Raft — Core Mechanisms
| Item | Description |
Leader Election | One leader handles all client requests. Term numbers increase monotonically. Candidate requests votes; majority wins. |
Log Replication | Leader appends entries to its log, sends AppendEntries RPCs to followers. Entry is committed once replicated to a majority. |
Safety | Leader never overwrites committed entries. At most one leader per term. Election restriction: candidate's log must be at least as up-to-date as voter's. |
Membership Changes | Joint consensus: transition through intermediate configuration that includes both old and new servers.

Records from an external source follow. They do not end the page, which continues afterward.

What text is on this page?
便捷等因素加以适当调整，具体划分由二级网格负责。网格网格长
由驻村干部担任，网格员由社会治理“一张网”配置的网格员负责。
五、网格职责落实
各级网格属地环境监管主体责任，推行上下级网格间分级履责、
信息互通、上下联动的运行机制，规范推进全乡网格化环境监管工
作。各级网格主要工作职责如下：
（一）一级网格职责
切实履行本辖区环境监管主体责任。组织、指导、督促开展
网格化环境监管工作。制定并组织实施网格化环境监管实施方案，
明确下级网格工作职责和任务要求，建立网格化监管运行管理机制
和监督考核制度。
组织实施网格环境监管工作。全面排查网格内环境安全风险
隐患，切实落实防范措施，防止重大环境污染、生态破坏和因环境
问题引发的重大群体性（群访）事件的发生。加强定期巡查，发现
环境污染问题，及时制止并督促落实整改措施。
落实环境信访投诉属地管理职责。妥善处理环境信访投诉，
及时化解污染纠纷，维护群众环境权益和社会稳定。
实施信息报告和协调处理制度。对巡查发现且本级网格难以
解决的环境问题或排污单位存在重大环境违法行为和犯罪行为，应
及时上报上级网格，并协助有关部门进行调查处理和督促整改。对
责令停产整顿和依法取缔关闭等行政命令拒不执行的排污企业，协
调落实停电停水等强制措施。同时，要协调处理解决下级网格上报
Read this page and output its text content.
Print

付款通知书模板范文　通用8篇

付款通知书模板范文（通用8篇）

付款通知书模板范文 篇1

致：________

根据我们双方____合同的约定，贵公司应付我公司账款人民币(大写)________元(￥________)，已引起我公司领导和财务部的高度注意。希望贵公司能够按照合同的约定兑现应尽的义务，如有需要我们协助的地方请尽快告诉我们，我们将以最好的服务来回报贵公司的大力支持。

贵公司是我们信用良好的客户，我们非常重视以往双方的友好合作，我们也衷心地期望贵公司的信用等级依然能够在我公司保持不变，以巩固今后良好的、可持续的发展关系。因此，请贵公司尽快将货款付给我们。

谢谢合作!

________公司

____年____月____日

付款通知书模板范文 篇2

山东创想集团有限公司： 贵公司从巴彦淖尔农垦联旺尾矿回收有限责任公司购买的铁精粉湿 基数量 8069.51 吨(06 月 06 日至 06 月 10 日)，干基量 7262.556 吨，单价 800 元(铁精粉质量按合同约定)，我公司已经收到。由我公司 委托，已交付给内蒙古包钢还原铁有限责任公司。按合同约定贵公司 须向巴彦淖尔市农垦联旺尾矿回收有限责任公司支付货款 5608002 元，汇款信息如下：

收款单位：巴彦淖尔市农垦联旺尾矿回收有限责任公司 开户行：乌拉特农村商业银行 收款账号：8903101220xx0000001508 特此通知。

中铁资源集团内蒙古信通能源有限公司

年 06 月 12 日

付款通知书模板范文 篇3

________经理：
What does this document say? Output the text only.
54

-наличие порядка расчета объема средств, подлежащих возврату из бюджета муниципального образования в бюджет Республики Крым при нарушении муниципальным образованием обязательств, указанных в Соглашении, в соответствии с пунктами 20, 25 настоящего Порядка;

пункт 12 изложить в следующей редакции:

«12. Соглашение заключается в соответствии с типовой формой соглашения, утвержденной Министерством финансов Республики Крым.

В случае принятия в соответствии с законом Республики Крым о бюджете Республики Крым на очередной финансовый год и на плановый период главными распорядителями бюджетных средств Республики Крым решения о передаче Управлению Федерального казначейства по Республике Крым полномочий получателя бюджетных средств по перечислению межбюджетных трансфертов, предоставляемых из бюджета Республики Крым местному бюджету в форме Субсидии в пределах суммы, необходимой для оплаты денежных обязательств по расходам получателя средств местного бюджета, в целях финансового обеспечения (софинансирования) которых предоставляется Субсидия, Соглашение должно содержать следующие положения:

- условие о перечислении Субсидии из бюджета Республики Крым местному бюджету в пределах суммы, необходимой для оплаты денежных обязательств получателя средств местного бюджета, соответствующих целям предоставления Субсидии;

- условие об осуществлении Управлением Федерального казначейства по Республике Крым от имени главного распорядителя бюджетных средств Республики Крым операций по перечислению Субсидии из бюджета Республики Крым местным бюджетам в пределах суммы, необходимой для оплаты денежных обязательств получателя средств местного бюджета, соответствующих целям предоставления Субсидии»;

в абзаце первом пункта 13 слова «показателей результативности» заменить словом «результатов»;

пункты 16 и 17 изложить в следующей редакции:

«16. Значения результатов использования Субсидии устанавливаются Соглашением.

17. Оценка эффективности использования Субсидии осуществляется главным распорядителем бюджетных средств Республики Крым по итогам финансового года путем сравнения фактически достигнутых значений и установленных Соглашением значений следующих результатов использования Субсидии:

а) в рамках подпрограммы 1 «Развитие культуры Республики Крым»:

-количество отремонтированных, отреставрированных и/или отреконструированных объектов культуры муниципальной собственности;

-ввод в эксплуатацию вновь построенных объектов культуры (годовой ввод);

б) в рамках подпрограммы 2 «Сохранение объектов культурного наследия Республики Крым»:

Two-phase approach prevents split-brain. |
Log Compaction | Snapshotting: periodically write entire state to disk, discard old log entries. InstallSnapshot RPC for slow followers. |
Heartbeat Timer | Election timeout randomized (150-300 ms typical). Leader sends heartbeats every `timeout/2` to prevent spurious elections. |
Paxos — The Classic
| Item | Description |
Basic Paxos | Three roles: Proposers, Acceptors, Learners. Two-phase protocol: Prepare/Promise, then Accept/Accepted. Quorum size = majority (2f+1 for f failures). |
Multi-Paxos | Elect distinguished proposer (leader) to skip Prepare phase for most commands. Leader issues Accept directly with monotonically increasing instance IDs. |
Phase 1: Prepare | Proposer picks proposal number `n` higher than any it has used. Sends Prepare(n) to all acceptors. Each acceptor promises to reject proposals < n. |
Phase 2: Accept | If proposer receives promises from majority, sends Accept(n, value). Value is either its own or the highest-numbered value from Promise replies. |
Liveness vs Safety | Paxos guarantees safety (no two values chosen for same instance) even with failures. Liveness requires distinguished leader to prevent dueling proposers. |
Practical Variants | Cheap Paxos (fewer acceptors), Fast Paxos (bypass leader for uncontended writes), EPaxos (leaderless, low-latency across WAN). |
Consensus Algorithm Comparison
| Algorithm | Fault Model | Leader? | Performance | Complexity | Use Cases |
| Raft | Crash-fault | Yes — strong | High throughput | Moderate | etcd, Consul, TiKV, CockroachDB |
| Multi-Paxos | Crash-fault | Yes — weak | High throughput | High | Chubby, Spanner, Google File System |
| Basic Paxos | Crash-fault | No | Low (2 rounds) | High | Theoretical foundation, teaching |
| PBFT | Byzantine (f < n/3) | Rotating | Moderate (3 phases) | Very High | Hyperledger Fabric, Zyzzyva |
| Viewstamped Replication | Crash-fault | Yes | Moderate | Moderate | NuoDB, academic systems |
| EPaxos | Crash-fault | No (leaderless) | Low latency WAN | High | Geo-distributed databases |
Byzantine Fault Tolerance
| Item | Description |
PBFT (Practical BFT) | Tolerates up to f < n/3 Byzantine nodes. Three phases per request: Pre-Prepare, Prepare, Commit. Each requires 2f+1 matching messages. |
View Change | If primary is suspected faulty, replicas initiate view change. New primary = v+1 mod n. Must carry over prepared requests to new view. |
Tendermint / HotStuff | Modern BFT: leaders propose blocks, validators vote. Pipelined consensus for high throughput. Used by Cosmos blockchain and Facebook's Libra/Diem. |
Blockchain Consensus | Nakamoto consensus (PoW): probabilistic finality, open membership. PoS (Ethereum 2.0): validators stake, slashing conditions for safety. |
BFT Limitations | 3x replication minimum. All-to-all communication O(n²) per round. Latency-sensitive — single slow node delays the whole system. |
Asynchronous BFT | FLP impossibility: deterministic consensus impossible with even one faulty node in async model. Practical systems use partial synchrony (eventual message delivery). |
Pro Tip: Raft was designed for understandability — if you're learning consensus from scratch, start there. Paxos is the theoretical foundation, Raft is the practical implementation.